BIOGRAFIE

Othmar Loser-Kalbermatten
Biografie von Othmar Loser-Kalbermatten

Ich habe an der Universität Zürich Psychologie studiert mit Abschluss lic.phil. in den Richtungen anthropologische Psychologie und angewandte Psychologie mit den Fachbereichen Arbeits- und Betriebspsychologie. In den Nebenfächern habe ich Psychopathologie, Ethnologie und Soziologie studiert, alles Fachrichtungen, die die systemische Sicht auf Menschen und Situationen trainieren.

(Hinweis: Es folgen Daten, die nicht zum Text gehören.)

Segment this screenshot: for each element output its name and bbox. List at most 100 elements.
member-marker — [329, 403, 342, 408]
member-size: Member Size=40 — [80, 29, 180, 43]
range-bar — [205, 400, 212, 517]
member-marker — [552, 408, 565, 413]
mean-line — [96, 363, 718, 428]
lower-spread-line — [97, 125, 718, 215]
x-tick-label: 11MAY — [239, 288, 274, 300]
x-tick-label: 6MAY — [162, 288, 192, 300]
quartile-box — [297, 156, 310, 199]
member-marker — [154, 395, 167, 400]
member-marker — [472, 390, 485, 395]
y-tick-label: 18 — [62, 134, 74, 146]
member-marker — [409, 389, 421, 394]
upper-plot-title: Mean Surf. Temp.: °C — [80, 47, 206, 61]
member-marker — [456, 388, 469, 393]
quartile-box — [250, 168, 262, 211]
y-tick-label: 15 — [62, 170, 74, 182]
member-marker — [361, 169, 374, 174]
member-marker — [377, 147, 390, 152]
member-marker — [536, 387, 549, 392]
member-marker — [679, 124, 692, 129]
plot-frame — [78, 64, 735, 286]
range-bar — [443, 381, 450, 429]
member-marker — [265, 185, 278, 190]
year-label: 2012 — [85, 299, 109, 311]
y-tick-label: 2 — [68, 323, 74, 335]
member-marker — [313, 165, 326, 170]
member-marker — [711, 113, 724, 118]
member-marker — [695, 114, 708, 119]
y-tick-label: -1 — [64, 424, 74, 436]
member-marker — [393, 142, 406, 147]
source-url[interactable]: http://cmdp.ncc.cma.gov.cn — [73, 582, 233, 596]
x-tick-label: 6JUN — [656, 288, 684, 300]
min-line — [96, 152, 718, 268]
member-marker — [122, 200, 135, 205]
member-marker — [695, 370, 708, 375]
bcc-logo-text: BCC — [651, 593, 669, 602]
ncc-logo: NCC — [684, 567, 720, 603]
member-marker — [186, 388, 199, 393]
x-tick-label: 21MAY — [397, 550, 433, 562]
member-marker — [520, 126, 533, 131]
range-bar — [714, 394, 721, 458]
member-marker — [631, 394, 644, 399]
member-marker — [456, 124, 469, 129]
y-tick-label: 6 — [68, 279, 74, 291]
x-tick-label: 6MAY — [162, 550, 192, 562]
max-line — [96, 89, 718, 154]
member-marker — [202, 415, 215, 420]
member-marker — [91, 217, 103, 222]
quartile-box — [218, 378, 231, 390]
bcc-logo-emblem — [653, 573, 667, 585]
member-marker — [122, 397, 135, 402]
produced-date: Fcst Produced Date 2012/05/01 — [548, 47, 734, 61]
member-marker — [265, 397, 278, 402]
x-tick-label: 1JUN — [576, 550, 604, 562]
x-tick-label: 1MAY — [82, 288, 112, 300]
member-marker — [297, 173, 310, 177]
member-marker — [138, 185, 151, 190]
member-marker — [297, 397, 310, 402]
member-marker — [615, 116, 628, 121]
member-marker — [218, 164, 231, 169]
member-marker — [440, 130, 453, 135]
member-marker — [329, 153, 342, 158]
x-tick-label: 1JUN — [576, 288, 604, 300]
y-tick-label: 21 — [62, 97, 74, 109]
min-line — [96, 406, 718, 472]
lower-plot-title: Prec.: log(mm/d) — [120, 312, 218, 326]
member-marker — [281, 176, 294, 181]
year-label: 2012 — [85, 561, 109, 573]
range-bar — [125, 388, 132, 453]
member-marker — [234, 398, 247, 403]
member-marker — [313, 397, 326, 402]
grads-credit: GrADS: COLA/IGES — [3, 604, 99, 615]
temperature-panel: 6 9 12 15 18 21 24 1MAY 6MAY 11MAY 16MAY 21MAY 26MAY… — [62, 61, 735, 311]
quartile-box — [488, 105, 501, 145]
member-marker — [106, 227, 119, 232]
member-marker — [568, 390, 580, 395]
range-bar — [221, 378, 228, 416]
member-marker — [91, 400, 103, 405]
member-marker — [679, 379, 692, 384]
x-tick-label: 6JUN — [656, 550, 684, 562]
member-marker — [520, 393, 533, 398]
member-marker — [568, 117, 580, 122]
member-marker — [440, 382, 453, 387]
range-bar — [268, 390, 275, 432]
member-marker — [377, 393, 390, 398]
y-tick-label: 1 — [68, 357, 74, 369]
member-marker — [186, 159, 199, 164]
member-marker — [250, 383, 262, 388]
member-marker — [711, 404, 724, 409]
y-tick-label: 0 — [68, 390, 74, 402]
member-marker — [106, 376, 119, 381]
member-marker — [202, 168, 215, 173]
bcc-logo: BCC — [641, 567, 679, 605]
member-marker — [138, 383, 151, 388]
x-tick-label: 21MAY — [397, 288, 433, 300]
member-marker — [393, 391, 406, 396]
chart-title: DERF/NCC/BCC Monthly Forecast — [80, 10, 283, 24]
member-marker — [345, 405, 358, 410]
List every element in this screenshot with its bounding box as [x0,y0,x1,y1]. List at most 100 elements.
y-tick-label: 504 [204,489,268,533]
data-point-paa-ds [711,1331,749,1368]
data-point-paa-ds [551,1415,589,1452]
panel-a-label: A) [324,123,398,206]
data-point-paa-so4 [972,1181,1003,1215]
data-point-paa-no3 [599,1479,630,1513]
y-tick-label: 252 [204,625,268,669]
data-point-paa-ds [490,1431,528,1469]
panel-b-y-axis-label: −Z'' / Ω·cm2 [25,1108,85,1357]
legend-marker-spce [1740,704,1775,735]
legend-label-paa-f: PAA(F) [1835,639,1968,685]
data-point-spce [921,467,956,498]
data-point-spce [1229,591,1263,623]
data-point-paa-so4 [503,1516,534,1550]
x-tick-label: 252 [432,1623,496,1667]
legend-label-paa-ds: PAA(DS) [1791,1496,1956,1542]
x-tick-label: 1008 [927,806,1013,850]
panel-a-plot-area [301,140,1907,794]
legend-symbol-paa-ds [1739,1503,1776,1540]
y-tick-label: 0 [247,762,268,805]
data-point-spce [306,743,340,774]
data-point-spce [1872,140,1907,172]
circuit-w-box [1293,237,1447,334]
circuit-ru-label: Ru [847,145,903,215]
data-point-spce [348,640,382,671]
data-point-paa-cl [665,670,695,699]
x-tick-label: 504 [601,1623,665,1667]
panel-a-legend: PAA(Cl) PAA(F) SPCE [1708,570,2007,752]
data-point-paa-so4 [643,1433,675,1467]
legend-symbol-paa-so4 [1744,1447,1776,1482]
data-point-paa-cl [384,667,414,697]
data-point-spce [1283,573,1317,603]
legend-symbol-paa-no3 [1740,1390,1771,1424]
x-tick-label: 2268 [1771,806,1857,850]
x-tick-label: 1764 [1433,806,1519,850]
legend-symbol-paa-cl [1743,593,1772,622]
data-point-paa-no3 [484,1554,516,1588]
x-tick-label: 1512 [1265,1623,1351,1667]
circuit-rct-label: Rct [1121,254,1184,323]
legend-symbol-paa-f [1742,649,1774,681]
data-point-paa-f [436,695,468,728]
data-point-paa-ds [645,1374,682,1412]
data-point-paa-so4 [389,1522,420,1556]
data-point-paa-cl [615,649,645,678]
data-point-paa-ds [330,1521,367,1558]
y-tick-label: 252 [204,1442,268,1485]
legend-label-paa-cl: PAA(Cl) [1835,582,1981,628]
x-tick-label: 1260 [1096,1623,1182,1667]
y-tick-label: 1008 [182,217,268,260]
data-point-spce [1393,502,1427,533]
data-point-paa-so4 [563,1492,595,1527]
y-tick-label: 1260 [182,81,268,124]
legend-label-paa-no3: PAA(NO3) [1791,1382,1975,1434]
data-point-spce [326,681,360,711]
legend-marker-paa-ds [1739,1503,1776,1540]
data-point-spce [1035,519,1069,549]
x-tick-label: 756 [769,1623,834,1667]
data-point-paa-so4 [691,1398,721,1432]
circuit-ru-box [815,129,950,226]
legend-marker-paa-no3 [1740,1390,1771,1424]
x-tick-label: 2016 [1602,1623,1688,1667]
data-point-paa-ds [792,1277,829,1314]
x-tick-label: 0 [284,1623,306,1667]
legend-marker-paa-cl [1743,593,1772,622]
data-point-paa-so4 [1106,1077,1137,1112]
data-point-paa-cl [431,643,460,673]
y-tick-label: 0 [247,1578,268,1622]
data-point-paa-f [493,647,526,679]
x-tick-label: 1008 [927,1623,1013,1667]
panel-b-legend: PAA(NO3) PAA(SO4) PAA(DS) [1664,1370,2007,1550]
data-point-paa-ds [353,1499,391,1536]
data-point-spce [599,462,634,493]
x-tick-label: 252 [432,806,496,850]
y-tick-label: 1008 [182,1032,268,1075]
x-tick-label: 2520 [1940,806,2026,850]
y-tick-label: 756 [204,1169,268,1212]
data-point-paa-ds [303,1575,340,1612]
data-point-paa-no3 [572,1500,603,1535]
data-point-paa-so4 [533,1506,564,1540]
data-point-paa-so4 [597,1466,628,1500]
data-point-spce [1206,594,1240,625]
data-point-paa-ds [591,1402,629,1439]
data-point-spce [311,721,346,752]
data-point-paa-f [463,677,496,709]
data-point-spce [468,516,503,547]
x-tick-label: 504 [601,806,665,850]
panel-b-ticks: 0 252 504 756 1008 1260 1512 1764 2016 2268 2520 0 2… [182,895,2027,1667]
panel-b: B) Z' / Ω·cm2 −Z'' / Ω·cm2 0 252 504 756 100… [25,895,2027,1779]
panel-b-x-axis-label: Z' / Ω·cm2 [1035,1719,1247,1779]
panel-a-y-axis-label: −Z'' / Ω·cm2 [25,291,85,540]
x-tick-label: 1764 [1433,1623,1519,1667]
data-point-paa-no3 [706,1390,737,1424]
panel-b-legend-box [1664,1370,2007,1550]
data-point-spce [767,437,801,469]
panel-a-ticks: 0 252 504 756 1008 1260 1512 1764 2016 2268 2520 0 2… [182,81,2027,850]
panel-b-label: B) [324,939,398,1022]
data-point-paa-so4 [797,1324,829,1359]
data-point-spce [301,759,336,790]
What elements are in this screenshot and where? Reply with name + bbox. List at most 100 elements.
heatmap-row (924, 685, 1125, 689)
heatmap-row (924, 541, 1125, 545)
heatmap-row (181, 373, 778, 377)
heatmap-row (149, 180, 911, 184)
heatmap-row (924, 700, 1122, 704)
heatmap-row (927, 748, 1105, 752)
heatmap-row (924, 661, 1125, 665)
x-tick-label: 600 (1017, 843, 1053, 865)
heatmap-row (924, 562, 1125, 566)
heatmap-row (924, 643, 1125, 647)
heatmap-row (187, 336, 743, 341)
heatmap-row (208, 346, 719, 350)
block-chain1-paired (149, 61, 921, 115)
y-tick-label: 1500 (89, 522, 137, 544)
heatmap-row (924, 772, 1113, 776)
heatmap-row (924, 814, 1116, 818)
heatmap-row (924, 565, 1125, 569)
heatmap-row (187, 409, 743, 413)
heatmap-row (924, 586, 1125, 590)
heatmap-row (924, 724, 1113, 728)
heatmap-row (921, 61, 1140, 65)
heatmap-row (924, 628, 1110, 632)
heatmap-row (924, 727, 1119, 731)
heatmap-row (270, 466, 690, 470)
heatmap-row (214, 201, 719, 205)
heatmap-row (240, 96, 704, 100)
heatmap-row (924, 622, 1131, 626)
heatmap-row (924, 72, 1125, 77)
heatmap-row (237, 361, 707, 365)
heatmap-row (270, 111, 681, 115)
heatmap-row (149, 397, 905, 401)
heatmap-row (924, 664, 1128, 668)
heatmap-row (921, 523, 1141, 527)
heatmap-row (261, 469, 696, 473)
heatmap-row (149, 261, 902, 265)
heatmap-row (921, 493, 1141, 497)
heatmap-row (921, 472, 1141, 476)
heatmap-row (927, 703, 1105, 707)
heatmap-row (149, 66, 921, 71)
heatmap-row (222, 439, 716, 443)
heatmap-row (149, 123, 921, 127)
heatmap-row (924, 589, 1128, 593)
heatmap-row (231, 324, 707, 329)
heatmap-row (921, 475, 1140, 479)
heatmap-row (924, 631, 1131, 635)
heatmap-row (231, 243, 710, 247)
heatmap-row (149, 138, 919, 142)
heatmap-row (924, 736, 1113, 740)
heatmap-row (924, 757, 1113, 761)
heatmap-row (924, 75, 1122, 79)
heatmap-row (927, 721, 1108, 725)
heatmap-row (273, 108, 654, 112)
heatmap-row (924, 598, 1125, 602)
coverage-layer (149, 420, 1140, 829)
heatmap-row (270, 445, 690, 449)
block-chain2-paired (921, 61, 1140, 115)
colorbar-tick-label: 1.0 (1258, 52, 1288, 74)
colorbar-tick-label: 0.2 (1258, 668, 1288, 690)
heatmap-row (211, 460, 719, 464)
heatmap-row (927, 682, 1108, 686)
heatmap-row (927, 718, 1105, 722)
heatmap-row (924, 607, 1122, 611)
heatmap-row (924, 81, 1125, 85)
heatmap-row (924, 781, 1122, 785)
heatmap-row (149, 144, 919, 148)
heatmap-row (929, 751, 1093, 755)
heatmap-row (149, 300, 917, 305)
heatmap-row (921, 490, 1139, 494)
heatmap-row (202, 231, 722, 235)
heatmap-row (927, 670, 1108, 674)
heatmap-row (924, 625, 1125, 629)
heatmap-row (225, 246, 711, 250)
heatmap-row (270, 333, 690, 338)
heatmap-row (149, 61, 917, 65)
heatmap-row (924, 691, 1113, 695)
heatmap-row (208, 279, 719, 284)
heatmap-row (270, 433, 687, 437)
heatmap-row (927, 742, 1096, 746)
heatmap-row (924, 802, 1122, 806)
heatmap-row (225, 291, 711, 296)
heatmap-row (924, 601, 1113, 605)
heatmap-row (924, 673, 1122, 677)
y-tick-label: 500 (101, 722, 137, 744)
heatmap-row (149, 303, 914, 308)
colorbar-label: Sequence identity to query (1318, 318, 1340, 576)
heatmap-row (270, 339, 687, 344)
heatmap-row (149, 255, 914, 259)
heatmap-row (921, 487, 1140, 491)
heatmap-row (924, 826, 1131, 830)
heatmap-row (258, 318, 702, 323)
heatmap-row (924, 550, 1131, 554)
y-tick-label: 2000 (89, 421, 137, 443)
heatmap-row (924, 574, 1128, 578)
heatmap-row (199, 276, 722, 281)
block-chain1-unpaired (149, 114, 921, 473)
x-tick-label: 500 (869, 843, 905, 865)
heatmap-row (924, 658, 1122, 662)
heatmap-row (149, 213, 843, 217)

Ich habe 35 Jahre eine  psychotherapeutische Praxis geführt, die ich Ende Januar 2022 geschlossen habe. Die Arbeit in der Entwicklung von Menschen und Beziehungssystemen war immer lösungs- und ressourcenorientiert. Ich habe 25 Jahre Erfahrung in der Arbeit mit System-Aufstellungen.

Ich war 20 Jahre Partner der Beratungsfirma Mehrsicht. Ich arbeitete in unterschiedlichsten Branchen, auf allen Hierarchiestufen im Bereich Coaching, Teamentwicklung, Führungsentwicklung, Organisationsentwicklung. In dieser Tätigkeit habe ich sehr viele Firmen von innen gesehen und kenne die anspruchsvollen Fragen und Herausforderungen.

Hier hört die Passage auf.